The latest release bridges that day-night gap by attempting to bottle a velvet blazer. Wisely, the nose behind the fragrance didn’t opt for the scent of mustiness and mothballs that seems to permeate most velvet, instead reaching for notes that conjure up images of tanned chaps who own big yachts.
The original Armani Eau Pour Homme was the kind of hypermasculine fragrance popular with Mediterranean nightclub owners and tough guy coppers – the sort of men who are, as they will tell you ad nauseum, men. Eau de Cèdre is less likely than its predecessor to burn you with a cigarette end, but it’s still some distance from the unisex scents that are so prevalent at the moment.

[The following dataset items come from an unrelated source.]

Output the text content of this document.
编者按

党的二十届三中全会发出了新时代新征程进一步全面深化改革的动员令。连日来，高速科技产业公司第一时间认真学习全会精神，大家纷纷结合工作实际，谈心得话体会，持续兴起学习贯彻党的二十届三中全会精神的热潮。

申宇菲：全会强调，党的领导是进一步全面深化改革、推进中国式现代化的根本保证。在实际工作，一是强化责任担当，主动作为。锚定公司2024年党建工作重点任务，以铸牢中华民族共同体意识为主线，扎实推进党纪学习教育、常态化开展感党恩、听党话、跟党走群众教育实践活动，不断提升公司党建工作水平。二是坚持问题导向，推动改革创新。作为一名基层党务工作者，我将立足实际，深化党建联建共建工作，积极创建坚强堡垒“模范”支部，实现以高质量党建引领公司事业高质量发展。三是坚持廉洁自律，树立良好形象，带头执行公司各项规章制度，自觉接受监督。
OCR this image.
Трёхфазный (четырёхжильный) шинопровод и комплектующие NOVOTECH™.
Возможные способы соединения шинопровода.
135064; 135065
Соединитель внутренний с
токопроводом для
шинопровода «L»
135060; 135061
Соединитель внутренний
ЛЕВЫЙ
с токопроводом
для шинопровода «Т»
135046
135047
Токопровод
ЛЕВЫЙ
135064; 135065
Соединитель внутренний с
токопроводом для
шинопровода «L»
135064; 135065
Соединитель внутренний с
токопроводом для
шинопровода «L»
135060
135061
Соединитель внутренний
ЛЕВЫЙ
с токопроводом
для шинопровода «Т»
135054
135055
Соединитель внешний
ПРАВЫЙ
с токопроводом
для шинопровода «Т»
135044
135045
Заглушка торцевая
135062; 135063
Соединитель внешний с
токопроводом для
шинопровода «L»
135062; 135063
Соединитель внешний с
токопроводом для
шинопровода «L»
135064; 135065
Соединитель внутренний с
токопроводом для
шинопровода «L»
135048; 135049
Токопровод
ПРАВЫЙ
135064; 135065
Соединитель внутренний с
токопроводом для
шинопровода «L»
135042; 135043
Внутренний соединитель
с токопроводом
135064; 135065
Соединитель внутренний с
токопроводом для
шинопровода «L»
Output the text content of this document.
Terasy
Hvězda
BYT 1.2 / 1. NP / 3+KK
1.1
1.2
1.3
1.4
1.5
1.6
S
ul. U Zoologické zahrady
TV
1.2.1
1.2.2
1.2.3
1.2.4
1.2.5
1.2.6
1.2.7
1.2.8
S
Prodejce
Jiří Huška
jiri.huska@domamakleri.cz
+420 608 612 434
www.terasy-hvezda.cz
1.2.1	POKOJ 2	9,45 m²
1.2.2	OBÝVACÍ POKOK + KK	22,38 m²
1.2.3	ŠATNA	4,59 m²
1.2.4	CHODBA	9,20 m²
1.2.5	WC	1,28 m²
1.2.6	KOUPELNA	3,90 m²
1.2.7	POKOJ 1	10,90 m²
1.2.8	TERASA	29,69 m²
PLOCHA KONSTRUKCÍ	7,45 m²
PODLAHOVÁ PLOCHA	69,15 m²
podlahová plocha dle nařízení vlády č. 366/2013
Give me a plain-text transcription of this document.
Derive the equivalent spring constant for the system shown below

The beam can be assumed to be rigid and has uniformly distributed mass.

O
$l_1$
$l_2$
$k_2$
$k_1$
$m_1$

The opening is deceptively light, a gentle flush of citrus courtesy of bergamot and lemon, but with any sharpness muted by floral notes of sage and violet leaf. However, it’s not long before a rush of Y-chromosome accord: the cedarwood the fragrance is named for, flanked by black tea and suede. It’s not a punchy presence; less the dude in the queue picking fights, more the outhouse-sized bouncer whose glance keeps him quiet.
In fact, like the kind of man who can actually pull off a velvet jacket, it’s a fragrance that speaks of self-assurance, without the need to shout about it. The kind of confidence which comes not with flashing your cash by popping bottles, but knowing you own the entire club.
Available from Harrods, priced at £53 for 50ml of eau de toilette.